Le sort injuste d’Asia Bibi vous révolte ?

 
 
 
 
 
La tolérance pour ces pratiques d’un autre âge vous scandalise ? Vous voulez protester ? N’en faites rien…
 
On la croyait à l’abri au Canada.
Elle avait été déclarée non coupable par la Cour suprême de son pays, et sa libération immédiate avait été prononcée.

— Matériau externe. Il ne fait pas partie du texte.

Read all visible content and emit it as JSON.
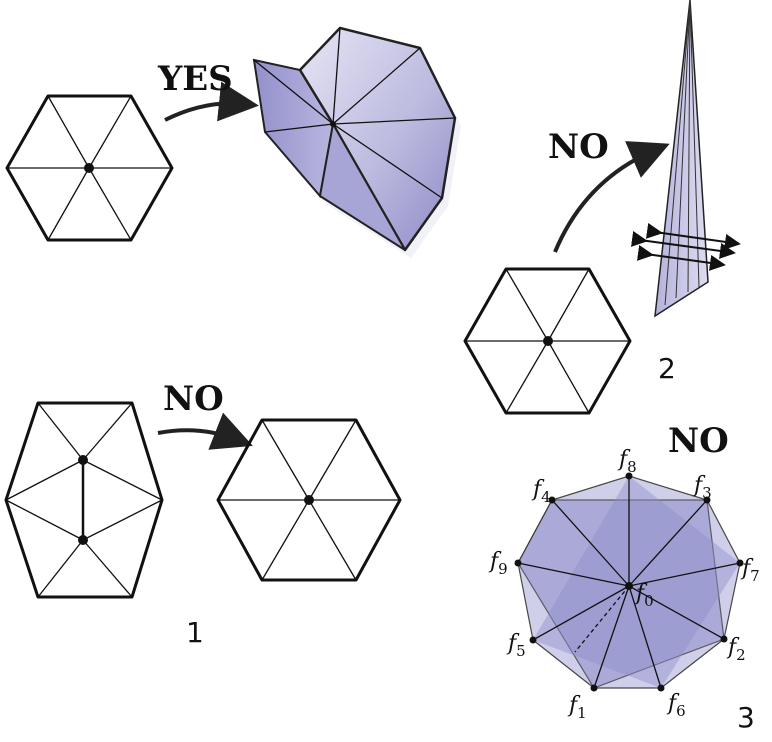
{
  "labels": {
    "yes": "YES",
    "no_top": "NO",
    "no_bottom": "NO",
    "no_star": "NO"
  },
  "panel_numbers": {
    "one": "1",
    "two": "2",
    "three": "3"
  },
  "face_labels": [
    {
      "base": "f",
      "sub": "0"
    },
    {
      "base": "f",
      "sub": "1"
    },
    {
      "base": "f",
      "sub": "2"
    },
    {
      "base": "f",
      "sub": "3"
    },
    {
      "base": "f",
      "sub": "4"
    },
    {
      "base": "f",
      "sub": "5"
    },
    {
      "base": "f",
      "sub": "6"
    },
    {
      "base": "f",
      "sub": "7"
    },
    {
      "base": "f",
      "sub": "8"
    },
    {
      "base": "f",
      "sub": "9"
    }
  ],
  "colors": {
    "fill_purple": "#c9c8e6",
    "fill_purple_dark": "#9d9bd0",
    "stroke": "#111111"
  }
}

L’annonce du verdict avait été retardée pour qu’elle puisse partir avant que les fondamentalistes ne la tuent, comme ils l’avaient déjà fait avec d’autres inculpés : un homme tué à bout portant dans le tribunal même à l’énoncé du verdict, un couple et leur fils jetés tous trois dans les flammes, brûlés vifs….
Y a-t-il eu des fuites ?
Les fondamentalistes ont bloqué les routes, pénétré dans les palais du pouvoir, agressé les passants, mettant le pays à feu et à sang trois jours durant.
Et l’armée, sollicitée par l’État, n’a pas bougé.

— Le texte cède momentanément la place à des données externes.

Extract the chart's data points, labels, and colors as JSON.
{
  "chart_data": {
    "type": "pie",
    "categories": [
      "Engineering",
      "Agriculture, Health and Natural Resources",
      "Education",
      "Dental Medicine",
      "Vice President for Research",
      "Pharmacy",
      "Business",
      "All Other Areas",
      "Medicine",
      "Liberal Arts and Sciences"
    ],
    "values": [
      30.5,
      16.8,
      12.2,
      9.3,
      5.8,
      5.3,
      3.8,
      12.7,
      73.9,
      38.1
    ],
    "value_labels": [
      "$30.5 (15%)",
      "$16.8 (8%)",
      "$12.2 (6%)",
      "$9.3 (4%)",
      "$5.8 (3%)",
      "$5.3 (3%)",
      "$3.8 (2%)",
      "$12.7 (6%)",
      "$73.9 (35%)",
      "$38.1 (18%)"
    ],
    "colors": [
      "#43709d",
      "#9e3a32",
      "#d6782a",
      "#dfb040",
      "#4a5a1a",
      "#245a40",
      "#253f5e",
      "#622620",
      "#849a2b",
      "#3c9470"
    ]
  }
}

Alors le gouvernement a reculé et accepté la « révision du procès » par la Cour suprême.
Du jamais-vu.
Mais qu’avait donc fait Asia Bibi ?
Ouvrière agricole, elle ramassait des baies rouges, avait eu soif et avait puisé de l’eau avec son écuelle dans le puits.
« Cette sale chrétienne a souillé l’eau du puits », avait alors crié une femme.
Et la foule s’était instantanément déchaînée sur l’intruse et sa petite fille.
Asia aurait alors dit : « Mahomet lui-même ne voudrait pas cela. »
Un imam présent a illico porté plainte pour blasphème : elle avait osé prononcer le nom du prophète ! Or, l’article 295-C du Code pénal pakistanais dispose : « Quiconque par ses paroles ou ses écrits de façon formelle ou rapportée, par des insinuations directes ou indirectes, défié le nom sacré du prophète Mahomet sera puni par la mort… »
Condamnée en novembre 2010 à la peine capitale par pendaison, Asia avait fait appel, et avait finalement obtenu gain de cause en cassation.
« Je ne vois aucune remarque désobligeante envers le Coran dans le rapport d’enquête », avait observé le juge Saqib Nisar.
On croirait entendre Ponce Pilate déclarant : « Cet homme est innocent. »
Pour Jésus aussi, le motif était le blasphème (« Il s’est dit fils de Dieu ») ; pour lui aussi, la sanction était la mort.
Là aussi, la foule, excitée par les prêtres, avait ordonné au gouverneur Ponce Pilate de prononcer quand même la peine capitale.
Là aussi, le pouvoir avait été lâche.
Pilate avait capitulé devant la foule en s’en lavant les mains.
Parti en Chine pour une visite de quatre jours, le ministre de l’Intérieur pakistanais a cédé, le 2 novembre, au parti islamiste et gardé Asia en prison.
L’image de ces cohortes d’hommes barbus vêtus de blanc hurlant leur colère, le visage déformé par la haine, opposée à la photo de cette petite femme au doux visage a quelque chose de profondément révoltant.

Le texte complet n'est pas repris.